Front page continuation (51) Int.Cl. ⁷ Identification code FI theme code (reference) F01N 3/02 301 F01N 3/24 C 3/10 E 3/24 3/28 301E 301P 3/28 301 B01D 53/36 103C 103B ZAB F-term (reference) 3G090 AA02 EA01 3G091 AA18 AB02 AB06 AB13 BA11 BA14 GA02 GB03Y GB04Y GB05W GB06W GB09X GB10W GB17X HA15 HA16 4D019 AA01 BA02 BA05 BB03 BC07 CA01 CA02 CA03 CB04 4D048 AA06 AA14 AB01 AB02 AB07 BA03X BA06X BA10X BA11X BA14X BA15X BA18X BA19X BA30X BA33X BA39X BA41X BA45X BB02 BB14 BB16 CD05 EA04

Claims (2)

[Claims] 1. An exhaust gas purifying apparatus comprising a wall flow type filter provided in an exhaust passage of an engine for purifying particulate matter in exhaust gas, wherein an oxidation catalyst is provided on an upstream side portion of a porous wall surface of the filter.
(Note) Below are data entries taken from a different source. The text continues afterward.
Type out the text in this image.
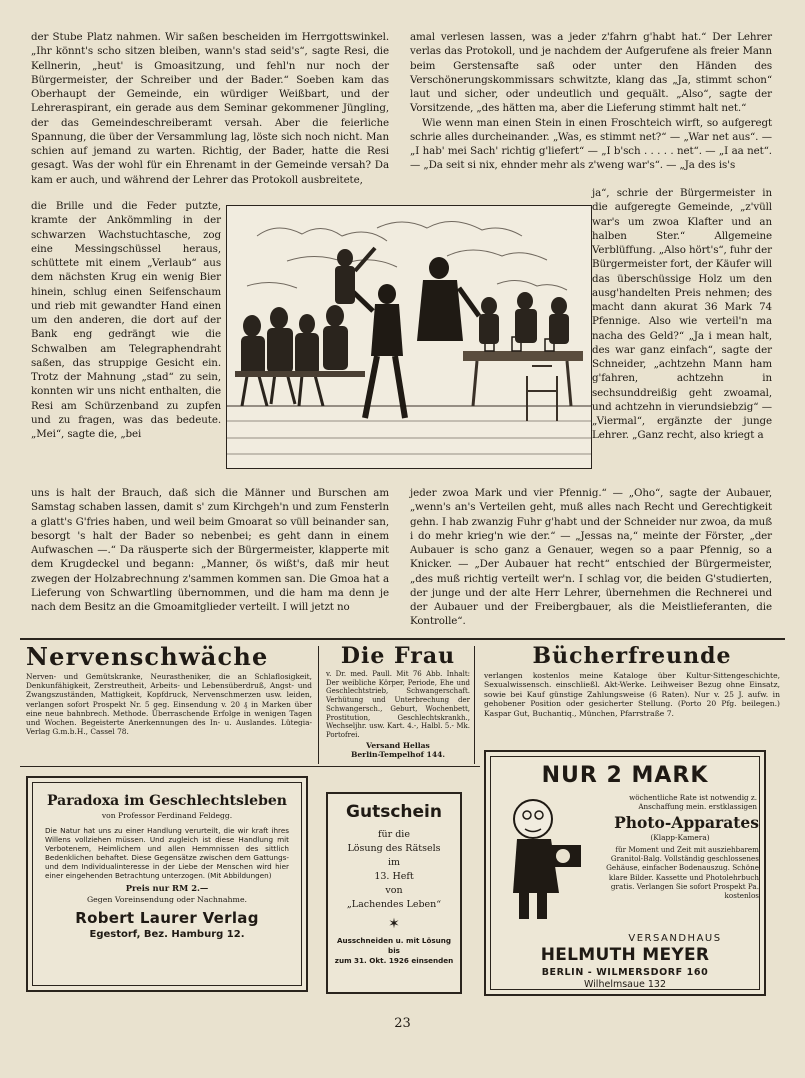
der Stube Platz nahmen. Wir saßen bescheiden im Herrgottswinkel. „Ihr könnt's scho sitzen bleiben, wann's stad seid's“, sagte Resi, die Kellnerin, „heut' is Gmoasitzung, und fehl'n nur noch der Bürgermeister, der Schreiber und der Bader.“ Soeben kam das Oberhaupt der Gemeinde, ein würdiger Weißbart, und der Lehreraspirant, ein gerade aus dem Seminar gekommener Jüngling, der das Gemeindeschreiberamt versah. Aber die feierliche Spannung, die über der Versammlung lag, löste sich noch nicht. Man schien auf jemand zu warten. Richtig, der Bader, hatte die Resi gesagt. Was der wohl für ein Ehrenamt in der Gemeinde versah? Da kam er auch, und während der Lehrer das Protokoll ausbreitete,

die Brille und die Feder putzte, kramte der Ankömmling in der schwarzen Wachstuchtasche, zog eine Messingschüssel heraus, schüttete mit einem „Verlaub“ aus dem nächsten Krug ein wenig Bier hinein, schlug einen Seifenschaum und rieb mit gewandter Hand einen um den anderen, die dort auf der Bank eng gedrängt wie die Schwalben am Telegraphendraht saßen, das struppige Gesicht ein. Trotz der Mahnung „stad“ zu sein, konnten wir uns nicht enthalten, die Resi am Schürzenband zu zupfen und zu fragen, was das bedeute. „Mei“, sagte die, „bei

uns is halt der Brauch, daß sich die Männer und Burschen am Samstag schaben lassen, damit s' zum Kirchgeh'n und zum Fensterln a glatt's G'fries haben, und weil beim Gmoarat so vüll beinander san, besorgt 's halt der Bader so nebenbei; es geht dann in einem Aufwaschen —.“ Da räusperte sich der Bürgermeister, klapperte mit dem Krugdeckel und begann: „Manner, ös wißt's, daß mir heut zwegen der Holzabrechnung z'sammen kommen san. Die Gmoa hat a Lieferung von Schwartling übernommen, und die ham ma denn je nach dem Besitz an die Gmoamitglieder verteilt. I will jetzt no

amal verlesen lassen, was a jeder z'fahrn g'habt hat.“ Der Lehrer verlas das Protokoll, und je nachdem der Aufgerufene als freier Mann beim Gerstensafte saß oder unter den Händen des Verschönerungskommissars schwitzte, klang das „Ja, stimmt schon“ laut und sicher, oder undeutlich und gequält. „Also“, sagte der Vorsitzende, „des hätten ma, aber die Lieferung stimmt halt net.“

Wie wenn man einen Stein in einen Froschteich wirft, so aufgeregt schrie alles durcheinander. „Was, es stimmt net?“ — „War net aus“. — „I hab' mei Sach' richtig g'liefert“ — „I b'sch . . . . . net“. — „I aa net“. — „Da seit si nix, ehnder mehr als z'weng war's“. — „Ja des is's

ja“, schrie der Bürgermeister in die aufgeregte Gemeinde, „z'vüll war's um zwoa Klafter und an halben Ster.“ Allgemeine Verblüffung. „Also hört's“, fuhr der Bürgermeister fort, der Käufer will das überschüssige Holz um den ausg'handelten Preis nehmen; des macht dann akurat 36 Mark 74 Pfennige. Also wie verteil'n ma nacha des Geld?“ „Ja i mean halt, des war ganz einfach“, sagte der Schneider, „achtzehn Mann ham g'fahren, achtzehn in sechsunddreißig geht zwoamal, und achtzehn in vierundsiebzig“ — „Viermal“, ergänzte der junge Lehrer. „Ganz recht, also kriegt a

jeder zwoa Mark und vier Pfennig.“ — „Oho“, sagte der Aubauer, „wenn's an's Verteilen geht, muß alles nach Recht und Gerechtigkeit gehn. I hab zwanzig Fuhr g'habt und der Schneider nur zwoa, da muß i do mehr krieg'n wie der.“ — „Jessas na,“ meinte der Förster, „der Aubauer is scho ganz a Genauer, wegen so a paar Pfennig, so a Knicker. — „Der Aubauer hat recht“ entschied der Bürgermeister, „des muß richtig verteilt wer'n. I schlag vor, die beiden G'studierten, der junge und der alte Herr Lehrer, übernehmen die Rechnerei und der Aubauer und der Freibergbauer, als die Meistlieferanten, die Kontrolle“.

Nervenschwäche

Nerven- und Gemütskranke, Neurastheniker, die an Schlaflosigkeit, Denkunfähigkeit, Zerstreutheit, Arbeits- und Lebensüberdruß, Angst- und Zwangszuständen, Mattigkeit, Kopfdruck, Nervenschmerzen usw. leiden, verlangen sofort Prospekt Nr. 5 geg. Einsendung v. 20 ₰ in Marken über eine neue bahnbrech. Methode. Überraschende Erfolge in wenigen Tagen und Wochen. Begeisterte Anerkennungen des In- u. Auslandes. Lütegia-Verlag G.m.b.H., Cassel 78.

Die Frau

v. Dr. med. Paull. Mit 76 Abb. Inhalt: Der weibliche Körper, Periode, Ehe und Geschlechtstrieb, Schwangerschaft. Verhütung und Unterbrechung der Schwangersch., Geburt, Wochenbett, Prostitution, Geschlechtskrankh., Wechseljhr. usw. Kart. 4.-, Halbl. 5.- Mk. Portofrei.

Versand Hellas
Berlin-Tempelhof 144.
Bücherfreunde

verlangen kostenlos meine Kataloge über Kultur-Sittengeschichte, Sexualwissensch. einschließl. Akt-Werke. Leihweiser Bezug ohne Einsatz, sowie bei Kauf günstige Zahlungsweise (6 Raten). Nur v. 25 J. aufw. in gehobener Position oder gesicherter Stellung. (Porto 20 Pfg. beilegen.) Kaspar Gut, Buchantiq., München, Pfarrstraße 7.

Paradoxa im Geschlechtsleben
von Professor Ferdinand Feldegg.

Die Natur hat uns zu einer Handlung verurteilt, die wir kraft ihres Willens vollziehen müssen. Und zugleich ist diese Handlung mit Verbotenem, Heimlichem und allen Hemmnissen des sittlich Bedenklichen behaftet. Diese Gegensätze zwischen dem Gattungs- und dem Individualinteresse in der Liebe der Menschen wird hier einer eingehenden Betrachtung unterzogen. (Mit Abbildungen)

Preis nur RM 2.—
Gegen Voreinsendung oder Nachnahme.
Robert Laurer Verlag
Egestorf, Bez. Hamburg 12.
Gutschein
für die
Lösung des Rätsels
im
13. Heft
von
„Lachendes Leben“
✶
Ausschneiden u. mit Lösung bis
zum 31. Okt. 1926 einsenden
NUR 2 MARK
wöchentliche Rate ist notwendig z. Anschaffung mein. erstklassigen
Photo-Apparates
(Klapp-Kamera)
für Moment und Zeit mit ausziehbarem Granitol-Balg. Vollständig geschlossenes Gehäuse, einfacher Bodenauszug. Schöne klare Bilder. Kassette und Photolehrbuch gratis. Verlangen Sie sofort Prospekt Pa. kostenlos
VERSANDHAUS
HELMUTH MEYER
BERLIN - WILMERSDORF 160
Wilhelmsaue 132
23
In addition to providing an oxidation catalyst layer carrying a nitrogen oxide purification catalyst layer carrying a nitrogen oxide storage reduction type catalyst containing a nitrogen oxide storage substance and an oxidation catalyst in the downstream side portion of the porous wall surface of the filter. An exhaust gas purification device characterized by the above. 2. An exhaust gas purifying apparatus comprising a fiber laminated type filter provided in an exhaust passage of an engine for purifying particulate matter in exhaust gas, wherein an oxidation catalyst is carried on a fiber layer on an upstream side of the filter. Or laminating an oxidation catalyst layer supporting an oxidation catalyst, and supporting a nitrogen oxide storage reduction catalyst containing a nitrogen oxide storage substance and an oxidation catalyst on the fiber layer on the downstream side of the filter, or the nitrogen. An exhaust gas purification device comprising a stack of nitrogen oxide purification catalyst layers carrying an oxide occlusion reduction type catalyst.